Part of this was due to the generosity of my hostess, a very dear friend who paid for cab rides and treated me to dinner multiple times. Her roommate was also very hospitable by letting me use her bus pass and spare house key so I could come and go as I pleased. I met several of her friends, all of whom are amazing people. Spending time with this group taught me many things I immediately set to apply to my own life when I returned.
At dinner the first night, a group of us ladies went to a lovely restaurant and ordered drinks. My friend took control of the menu, ordering three appetizers and several entrees for all of us to share. We also got a couple of desserts. When the check came, she put her card in without even looking at the bill (which was likely more than my entire flex spending budget for a month!), covering the tab for all four of us. I was so grateful for her generosity, and immediately wished I could return the favor.
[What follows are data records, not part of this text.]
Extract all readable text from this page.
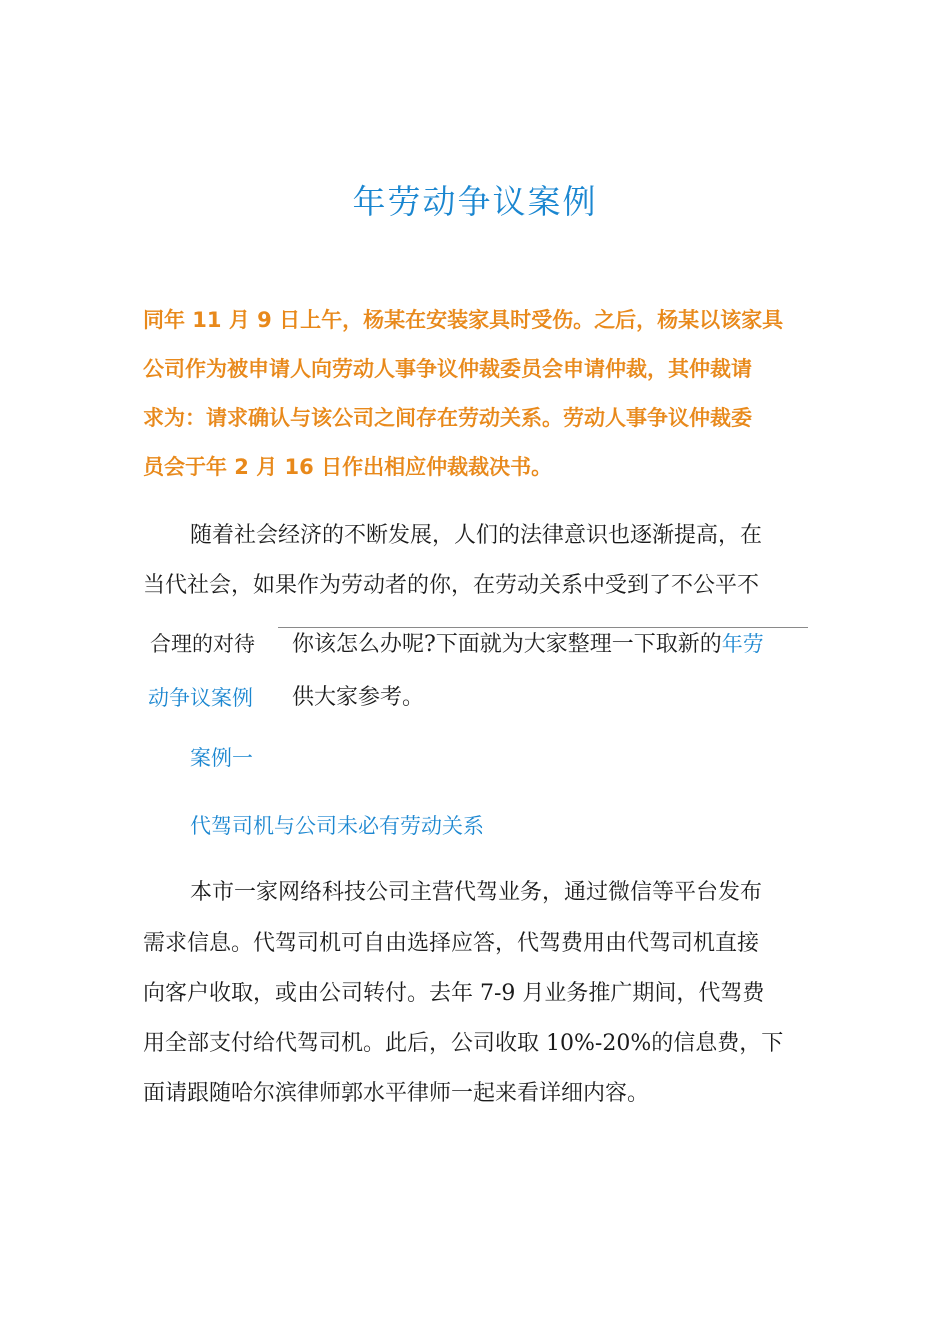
年劳动争议案例
同年 11 月 9 日上午，杨某在安装家具时受伤。之后，杨某以该家具
公司作为被申请人向劳动人事争议仲裁委员会申请仲裁，其仲裁请
求为：请求确认与该公司之间存在劳动关系。劳动人事争议仲裁委
员会于年 2 月 16 日作出相应仲裁裁决书。
随着社会经济的不断发展，人们的法律意识也逐渐提高，在
当代社会，如果作为劳动者的你，在劳动关系中受到了不公平不
合理的对待	你该怎么办呢?下面就为大家整理一下取新的年劳
动争议案例 供大家参考。
案例一
代驾司机与公司未必有劳动关系
本市一家网络科技公司主营代驾业务，通过微信等平台发布
需求信息。代驾司机可自由选择应答，代驾费用由代驾司机直接
向客户收取，或由公司转付。去年 7-9 月业务推广期间，代驾费
用全部支付给代驾司机。此后，公司收取 10%-20%的信息费，下
面请跟随哈尔滨律师郭水平律师一起来看详细内容。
Sadly, no matter how carefully I have managed my spending, my expenses and my salary are still too close in number to make that kind of gesture a reality.
The other ladies had all worked together at one point, and the topic of discussion eventually turned to jobs. It was fascinating to hear these women talk about their work as an enjoyable place, as a fulfilling environment, as a group of great people who were friends as well as colleagues. I've felt so discouraged in my job over the past year, struggling to meet with my boss since last July but with no success. My co-workers aren't friendly with each other outside of the office; there are no group lunches or happy hour cocktails on Friday nights. Everyone goes home to their families. In nearly six years at this job, I have not advanced in rank, salary, or in work friendships.
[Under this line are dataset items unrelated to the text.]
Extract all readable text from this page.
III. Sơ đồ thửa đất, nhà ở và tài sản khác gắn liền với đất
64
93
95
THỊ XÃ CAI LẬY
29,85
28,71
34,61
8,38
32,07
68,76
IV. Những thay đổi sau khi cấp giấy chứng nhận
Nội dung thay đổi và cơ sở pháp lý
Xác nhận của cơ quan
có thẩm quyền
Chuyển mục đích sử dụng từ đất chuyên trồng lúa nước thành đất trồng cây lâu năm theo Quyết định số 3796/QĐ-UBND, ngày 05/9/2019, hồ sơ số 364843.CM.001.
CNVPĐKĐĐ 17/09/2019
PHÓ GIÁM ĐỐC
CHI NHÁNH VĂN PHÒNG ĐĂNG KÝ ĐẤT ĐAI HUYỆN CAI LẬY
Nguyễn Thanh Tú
I mentioned my uninspiring job situation to these ladies, and immediately they told me I was overqualified and should seek another opportunity. They graciously offered to give references or use their networks to build connections for me. Would I be willing to move out there? I laughed and said I wasn't opposed to relocation at some point, but I owned a home back in Milwaukee. Their jaws dropped. "You OWN a HOME?!" they gaped in unison. They couldn't believe it! Of course, houses in San Francisco cost over half a million dollars, easily. The Midwest is much more affordable on that front. Still, it just made the glaring differences in our financial situations all the more apparent. These girls were younger than me and likely making six figures, living in the most expensive city in the United States, and enjoying a healthy social life.
I didn't feel envy for these girls; I felt admiration for them. None of them got to where they are by spinning in a circle and pointing to a spot on a map. These ladies all made choices to move here, to seek careers here, to work hard and earn their standings in their fields. There's no reason I am incapable of doing the same. I do know that I can't get to that place if I keep doing the same things over and over, so something has to change.
How can I restore a social life where going out for an occasional cocktail with girlfriends no longer feels like a critical hit to my bank account? The obvious answer for that would be to cut spending, but I've already been doing that for two years. I've made no large gains; instead, I've managed to stay in one place and avoid the "D" word: debt.
What else can I do? How can I feel fulfilled in my career? How can I surround myself with a great team of colleagues who also double as friends? The easier-said-than-done answer is: find a new job.
So that's what I'm going to do. Time to create my version of San Francisco.